Logistica sotto attacco, l'analisi di Giorgio Triolo
Nell'analisi di Giorgio Triolo (CTO Axitea) emerge che il settore logistico europeo è minacciato dalla convergenza di crimini fisici e cyberattacchi, con 166 milioni di euro sottratti nel febbraio 2026 e l'Italia al secondo posto per casi. In Italia, gli attacchi informatici al settore sono cresciuti del 134,6% in un anno, confermando un trend che vede la logistica tra i settori più colpiti globalmente.
Il settore della logistica si trova oggi ad affrontare una minaccia senza precedenti che unisce l'ambito materiale a quello informatico. I dati del Cargo Crime Monitor mostrano l'enormità del fenomeno a livello europeo, posizionando l'Italia come la seconda nazione più colpita per reati tradizionali come i furti di merci e veicoli. Parallelamente, il Rapporto Clusit evidenzia una vera e propria impennata di attacchi cibernetici contro le aziende di trasporti e stoccaggio, un trend che ha inserito per la prima volta questo comparto tra i dieci bersagli preferiti dagli hacker a livello globale. La criminalità si è evoluta abbandonando le vecchie metodologie a favore di strategie di infiltrazione molto più sofisticate. Oggi il pericolo maggiore è rappresentato dalle frodi documentali e dal furto di identità, in cui organizzazioni strutturate si spacciano per partner commerciali legittimi per sottrarre interi carichi. Molte imprese hanno protetto i propri perimetri con barriere e sorveglianza, ma i malviventi riescono a penetrare superando i controlli digitali tramite credenziali clonate o email ingannevoli, sfruttando i punti deboli dei sistemi di prenotazione.
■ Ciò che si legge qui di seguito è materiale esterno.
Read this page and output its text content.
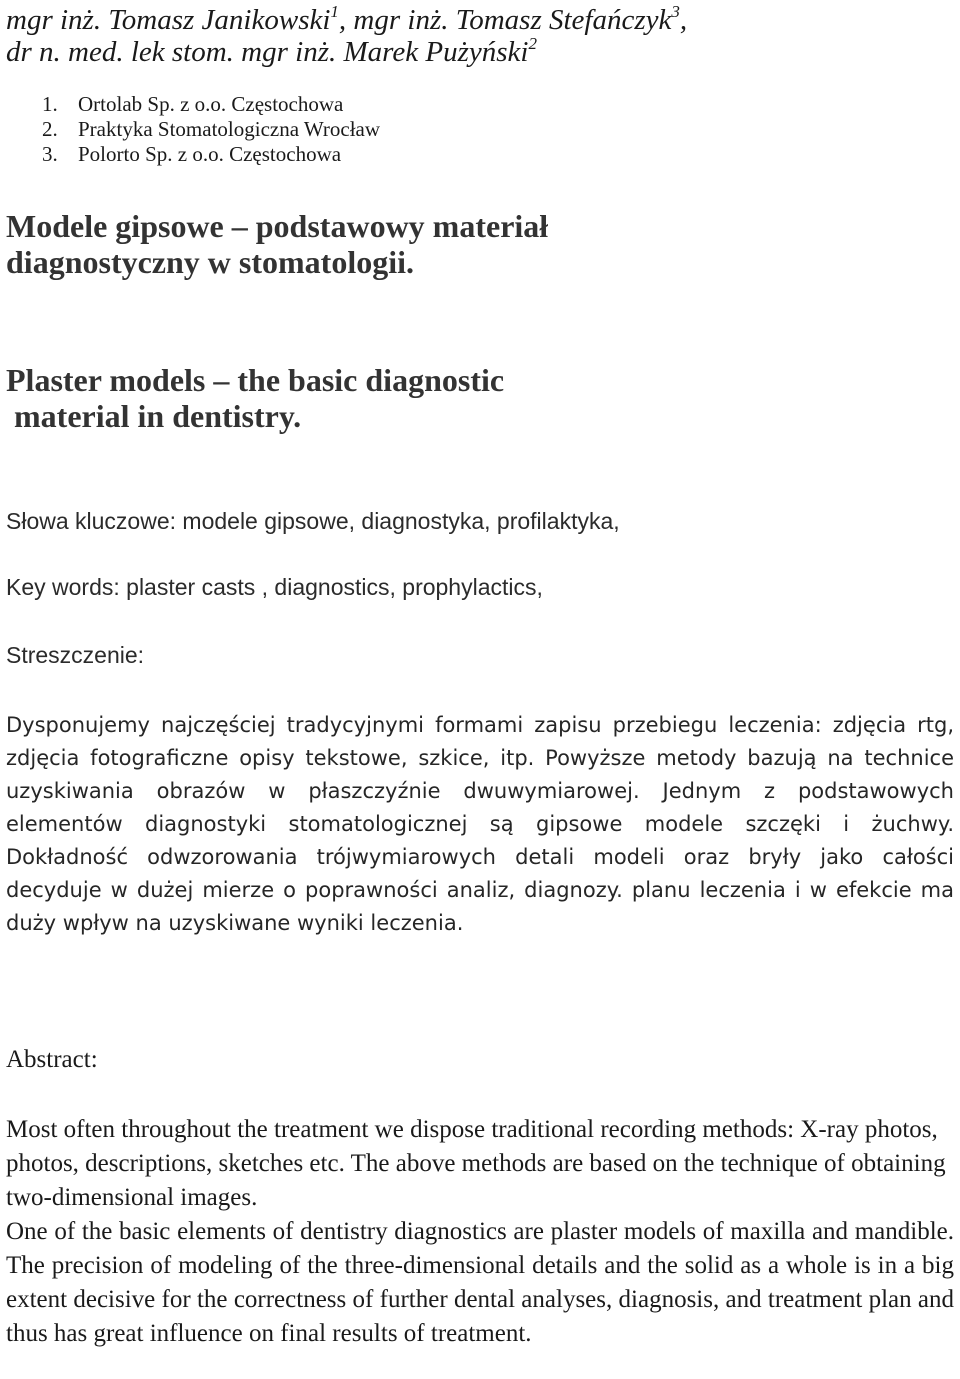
mgr inż. Tomasz Janikowski$^1$, mgr inż. Tomasz Stefańczyk$^3$,
dr n. med. lek stom. mgr inż. Marek Pużyński$^2$
1. Ortolab Sp. z o.o. Częstochowa
2. Praktyka Stomatologiczna Wrocław
3. Polorto Sp. z o.o. Częstochowa
Modele gipsowe – podstawowy materiał diagnostyczny w stomatologii.
Plaster models – the basic diagnostic
material in dentistry.

Słowa kluczowe: modele gipsowe, diagnostyka, profilaktyka,

Key words: plaster casts , diagnostics, prophylactics,

Streszczenie:

Dysponujemy najczęściej tradycyjnymi formami zapisu przebiegu leczenia: zdjęcia rtg, zdjęcia fotograficzne opisy tekstowe, szkice, itp. Powyższe metody bazują na technice uzyskiwania obrazów w płaszczyźnie dwuwymiarowej. Jednym z podstawowych elementów diagnostyki stomatologicznej są gipsowe modele szczęki i żuchwy. Dokładność odwzorowania trójwymiarowych detali modeli oraz bryły jako całości decyduje w dużej mierze o poprawności analiz, diagnozy. planu leczenia i w efekcie ma duży wpływ na uzyskiwane wyniki leczenia.

Abstract:

Most often throughout the treatment we dispose traditional recording methods: X-ray photos, photos, descriptions, sketches etc. The above methods are based on the technique of obtaining two-dimensional images.
One of the basic elements of dentistry diagnostics are plaster models of maxilla and mandible. The precision of modeling of the three-dimensional details and the solid as a whole is in a big extent decisive for the correctness of further dental analyses, diagnosis, and treatment plan and thus has great influence on final results of treatment.
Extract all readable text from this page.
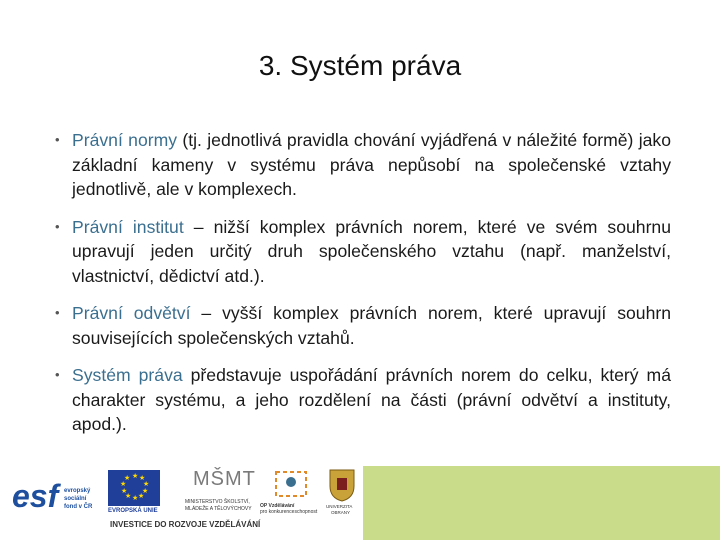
3. Systém práva
• Právní normy (tj. jednotlivá pravidla chování vyjádřená v náležité formě) jako základní kameny v systému práva nepůsobí na společenské vztahy jednotlivě, ale v komplexech.
• Právní institut – nižší komplex právních norem, které ve svém souhrnu upravují jeden určitý druh společenského vztahu (např. manželství, vlastnictví, dědictví atd.).
• Právní odvětví – vyšší komplex právních norem, které upravují souhrn souvisejících společenských vztahů.
• Systém práva představuje uspořádání právních norem do celku, který má charakter systému, a jeho rozdělení na části (právní odvětví a instituty, apod.).
esf evropský
sociální
fond v ČR
★ ★
★
★
★
★
★
★
★
★
EVROPSKÁ UNIE
MŠMT
MINISTERSTVO ŠKOLSTVÍ,
MLÁDEŽE A TĚLOVÝCHOVY OP Vzdělávání
pro konkurenceschopnost
UNIVERZITA
OBRANY
INVESTICE DO ROZVOJE VZDĚLÁVÁNÍ
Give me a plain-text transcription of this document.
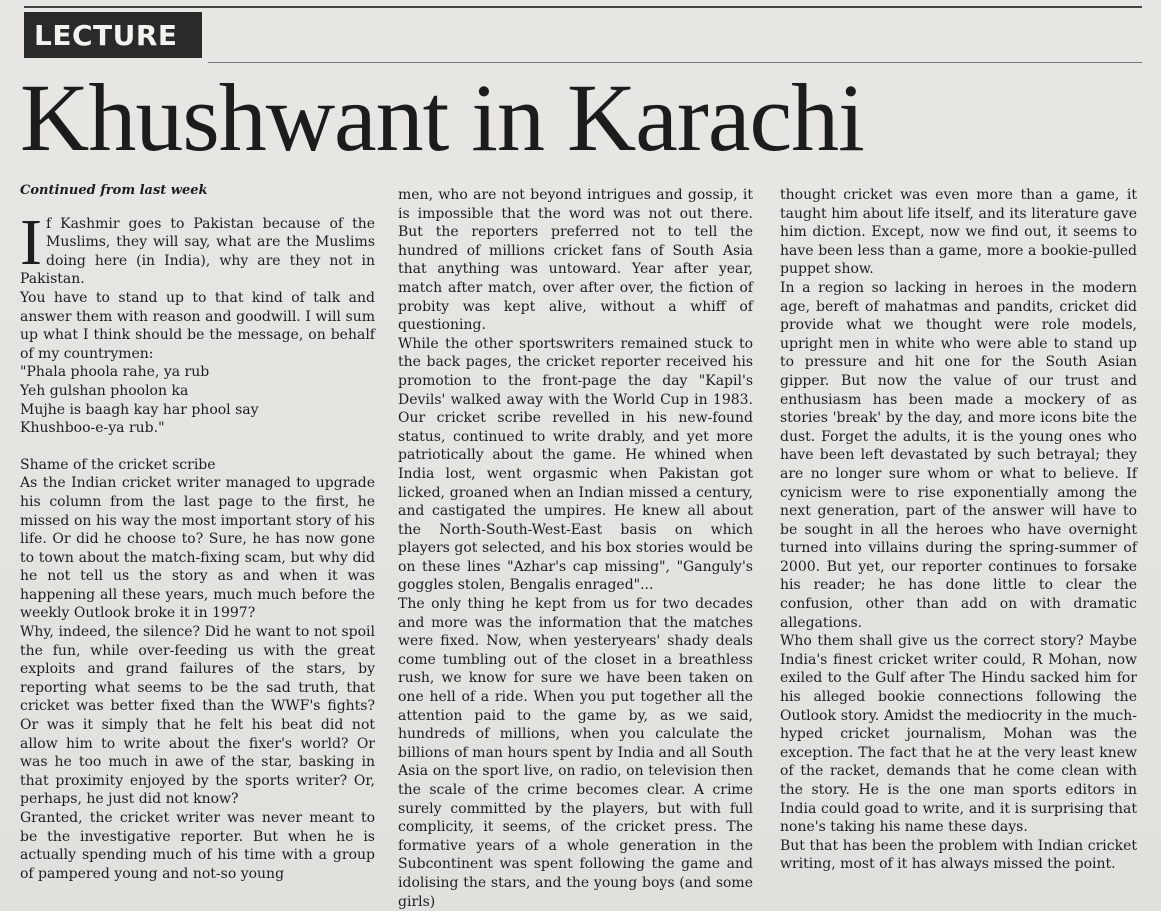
LECTURE
Khushwant in Karachi

Continued from last week

If Kashmir goes to Pakistan because of the Muslims, they will say, what are the Muslims doing here (in India), why are they not in Pakistan.

You have to stand up to that kind of talk and answer them with reason and goodwill. I will sum up what I think should be the message, on behalf of my countrymen:

"Phala phoola rahe, ya rub

Yeh gulshan phoolon ka

Mujhe is baagh kay har phool say

Khushboo-e-ya rub."

Shame of the cricket scribe

As the Indian cricket writer managed to upgrade his column from the last page to the first, he missed on his way the most important story of his life. Or did he choose to? Sure, he has now gone to town about the match-fixing scam, but why did he not tell us the story as and when it was happening all these years, much much before the weekly Outlook broke it in 1997?

Why, indeed, the silence? Did he want to not spoil the fun, while over-feeding us with the great exploits and grand failures of the stars, by reporting what seems to be the sad truth, that cricket was better fixed than the WWF's fights? Or was it simply that he felt his beat did not allow him to write about the fixer's world? Or was he too much in awe of the star, basking in that proximity enjoyed by the sports writer? Or, perhaps, he just did not know?

Granted, the cricket writer was never meant to be the investigative reporter. But when he is actually spending much of his time with a group of pampered young and not-so young

men, who are not beyond intrigues and gossip, it is impossible that the word was not out there. But the reporters preferred not to tell the hundred of millions cricket fans of South Asia that anything was untoward. Year after year, match after match, over after over, the fiction of probity was kept alive, without a whiff of questioning.

While the other sportswriters remained stuck to the back pages, the cricket reporter received his promotion to the front-page the day "Kapil's Devils' walked away with the World Cup in 1983. Our cricket scribe revelled in his new-found status, continued to write drably, and yet more patriotically about the game. He whined when India lost, went orgasmic when Pakistan got licked, groaned when an Indian missed a century, and castigated the umpires. He knew all about the North-South-West-East basis on which players got selected, and his box stories would be on these lines "Azhar's cap missing", "Ganguly's goggles stolen, Bengalis enraged"...

The only thing he kept from us for two decades and more was the information that the matches were fixed. Now, when yesteryears' shady deals come tumbling out of the closet in a breathless rush, we know for sure we have been taken on one hell of a ride. When you put together all the attention paid to the game by, as we said, hundreds of millions, when you calculate the billions of man hours spent by India and all South Asia on the sport live, on radio, on television then the scale of the crime becomes clear. A crime surely committed by the players, but with full complicity, it seems, of the cricket press. The formative years of a whole generation in the Subcontinent was spent following the game and idolising the stars, and the young boys (and some girls)

thought cricket was even more than a game, it taught him about life itself, and its literature gave him diction. Except, now we find out, it seems to have been less than a game, more a bookie-pulled puppet show.

In a region so lacking in heroes in the modern age, bereft of mahatmas and pandits, cricket did provide what we thought were role models, upright men in white who were able to stand up to pressure and hit one for the South Asian gipper. But now the value of our trust and enthusiasm has been made a mockery of as stories 'break' by the day, and more icons bite the dust. Forget the adults, it is the young ones who have been left devastated by such betrayal; they are no longer sure whom or what to believe. If cynicism were to rise exponentially among the next generation, part of the answer will have to be sought in all the heroes who have overnight turned into villains during the spring-summer of 2000. But yet, our reporter continues to forsake his reader; he has done little to clear the confusion, other than add on with dramatic allegations.

Who them shall give us the correct story? Maybe India's finest cricket writer could, R Mohan, now exiled to the Gulf after The Hindu sacked him for his alleged bookie connections following the Outlook story. Amidst the mediocrity in the much-hyped cricket journalism, Mohan was the exception. The fact that he at the very least knew of the racket, demands that he come clean with the story. He is the one man sports editors in India could goad to write, and it is surprising that none's taking his name these days.

But that has been the problem with Indian cricket writing, most of it has always missed the point.
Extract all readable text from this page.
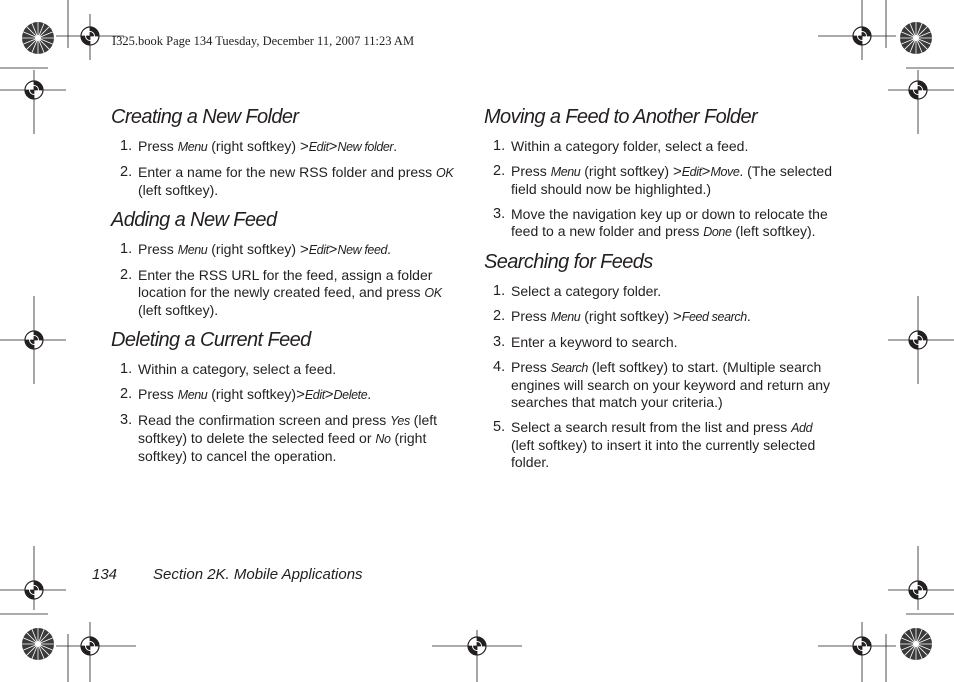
I325.book Page 134 Tuesday, December 11, 2007 11:23 AM
Creating a New Folder
1. Press Menu (right softkey) >Edit>New folder.
2. Enter a name for the new RSS folder and press OK (left softkey).
Adding a New Feed
1. Press Menu (right softkey) >Edit>New feed.
2. Enter the RSS URL for the feed, assign a folder location for the newly created feed, and press OK (left softkey).
Deleting a Current Feed
1. Within a category, select a feed.
2. Press Menu (right softkey)>Edit>Delete.
3. Read the confirmation screen and press Yes (left softkey) to delete the selected feed or No (right softkey) to cancel the operation.
Moving a Feed to Another Folder
1. Within a category folder, select a feed.
2. Press Menu (right softkey) >Edit>Move. (The selected field should now be highlighted.)
3. Move the navigation key up or down to relocate the feed to a new folder and press Done (left softkey).
Searching for Feeds
1. Select a category folder.
2. Press Menu (right softkey) >Feed search.
3. Enter a keyword to search.
4. Press Search (left softkey) to start. (Multiple search engines will search on your keyword and return any searches that match your criteria.)
5. Select a search result from the list and press Add (left softkey) to insert it into the currently selected folder.
134 Section 2K. Mobile Applications
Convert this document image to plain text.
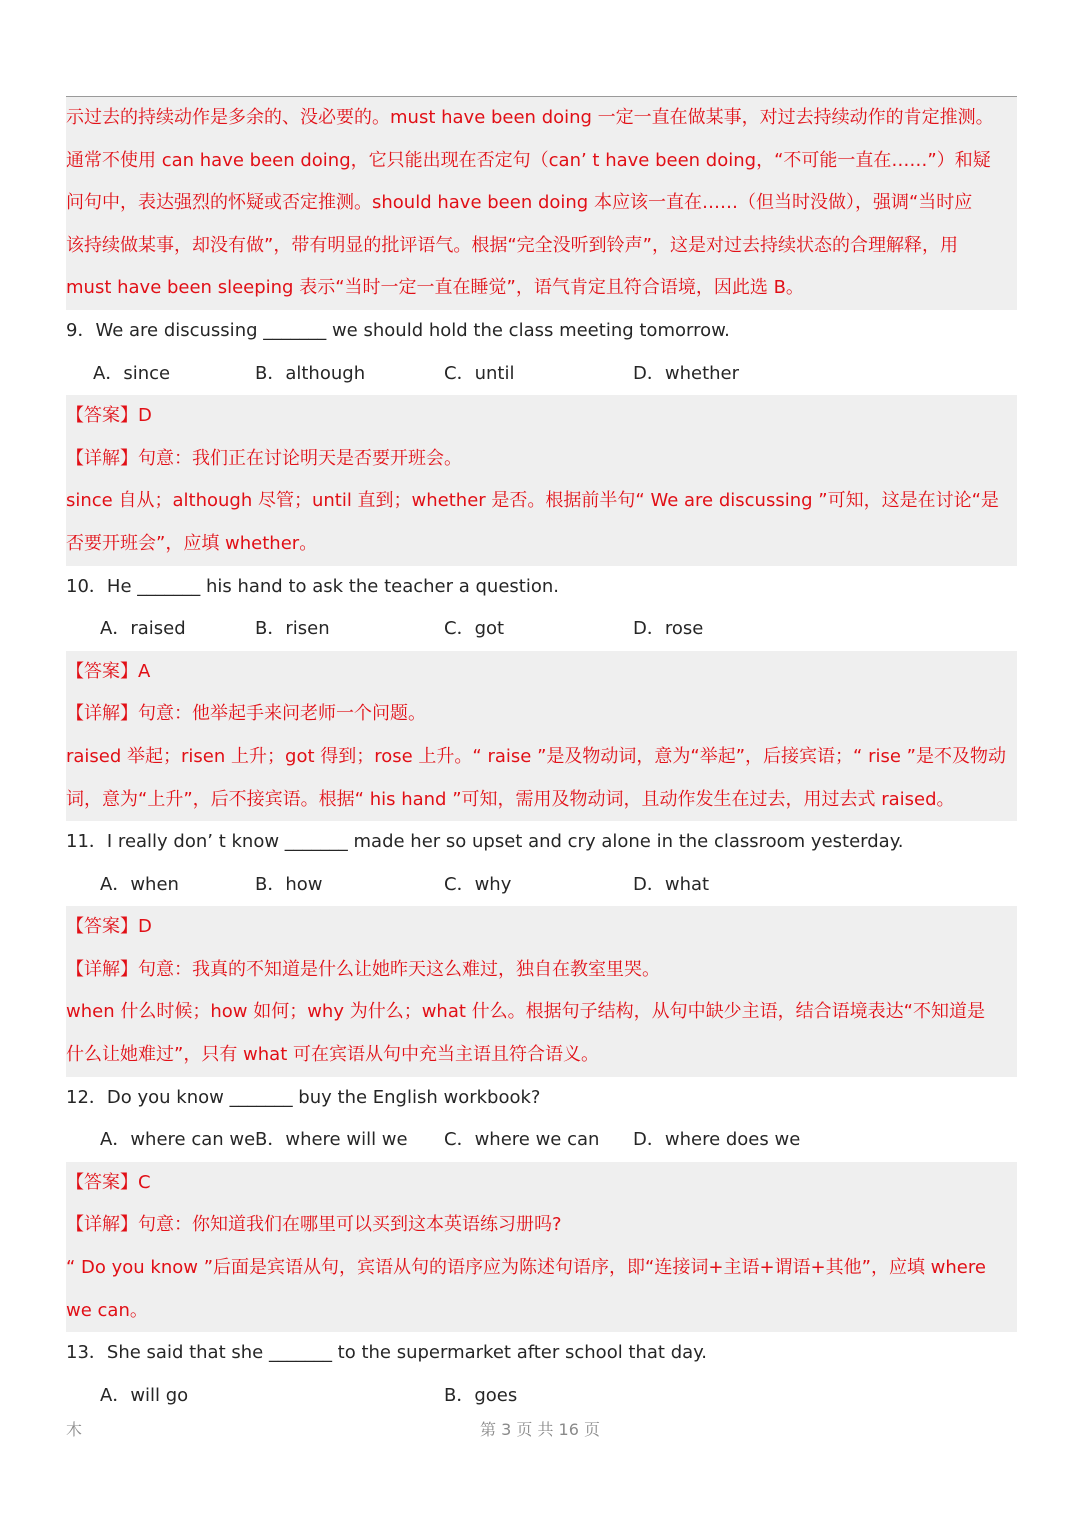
示过去的持续动作是多余的、没必要的。must have been doing 一定一直在做某事，对过去持续动作的肯定推测。
通常不使用 can have been doing，它只能出现在否定句（can’ t have been doing，“不可能一直在……”）和疑
问句中，表达强烈的怀疑或否定推测。should have been doing 本应该一直在……（但当时没做），强调“当时应
该持续做某事，却没有做”，带有明显的批评语气。根据“完全没听到铃声”，这是对过去持续状态的合理解释，用
must have been sleeping 表示“当时一定一直在睡觉”，语气肯定且符合语境，因此选 B。
9．We are discussing _______ we should hold the class meeting tomorrow.
A．since	B．although	C．until	D．whether
【答案】D
【详解】句意：我们正在讨论明天是否要开班会。
since 自从；although 尽管；until 直到；whether 是否。根据前半句“ We are discussing ”可知，这是在讨论“是
否要开班会”，应填 whether。
10．He _______ his hand to ask the teacher a question.
A．raised	B．risen	C．got	D．rose
【答案】A
【详解】句意：他举起手来问老师一个问题。
raised 举起；risen 上升；got 得到；rose 上升。“ raise ”是及物动词，意为“举起”，后接宾语；“ rise ”是不及物动
词，意为“上升”，后不接宾语。根据“ his hand ”可知，需用及物动词，且动作发生在过去，用过去式 raised。
11．I really don’ t know _______ made her so upset and cry alone in the classroom yesterday.
A．when	B．how	C．why	D．what
【答案】D
【详解】句意：我真的不知道是什么让她昨天这么难过，独自在教室里哭。
when 什么时候；how 如何；why 为什么；what 什么。根据句子结构，从句中缺少主语，结合语境表达“不知道是
什么让她难过”，只有 what 可在宾语从句中充当主语且符合语义。
12．Do you know _______ buy the English workbook?
A．where can we B．where will we C．where we can D．where does we
【答案】C
【详解】句意：你知道我们在哪里可以买到这本英语练习册吗?
“ Do you know ”后面是宾语从句，宾语从句的语序应为陈述句语序，即“连接词+主语+谓语+其他”，应填 where
we can。
13．She said that she _______ to the supermarket after school that day.
A．will go	B．goes
木	第 3 页 共 16 页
La linea di demarcazione tra attacco informatico e furto fisico è ormai azzerata. Sebbene la maggior parte delle flotte utilizzi tracciamenti satellitari, pochissime integrano sistemi video dotati di intelligenza artificiale, lasciando un varco perfetto per l'azione congiunta di ladri e gruppi ransomware. Un blocco informatico ai gestionali di magazzino causa danni economici enormi per via di penali e mancate consegne.
Inoltre, i due mondi si alimentano a vicenda: un accesso abusivo ai server permette di falsificare i ritiri merci rendendo il furto invisibile per giorni, mentre un'intrusione fisica in un piazzale può servire a installare malware nell'intera rete aziendale. Per rispondere a questa minaccia, le aziende devono superare la frammentazione dei loro sistemi di sicurezza. Spesso le telecamere, i controlli d'accesso e i gestionali non comunicano tra loro, creando angoli ciechi ideali per i criminali. La protezione moderna richiede centrali operative capaci di incrociare i dati fisici e quelli digitali. L'uso di torri di monitoraggio autonome con analisi video predittiva e la correlazione in tempo reale tra badge e profili digitali rappresentano gli strumenti necessari per bloccare le attività illecite prima che causino danni. La trasformazione non è più rimandabile, anche alla luce delle nuove normative europee come la direttiva NIS2 e il Cyber Resilience Act, che impongono standard severi a tutta la filiera. In un mercato così competitivo, la capacità di garantire una sicurezza totale e integrata non serve solo a evitare perdite economiche, ma diventa un fattore decisivo per conquistare la fiducia dei grandi committenti industriali.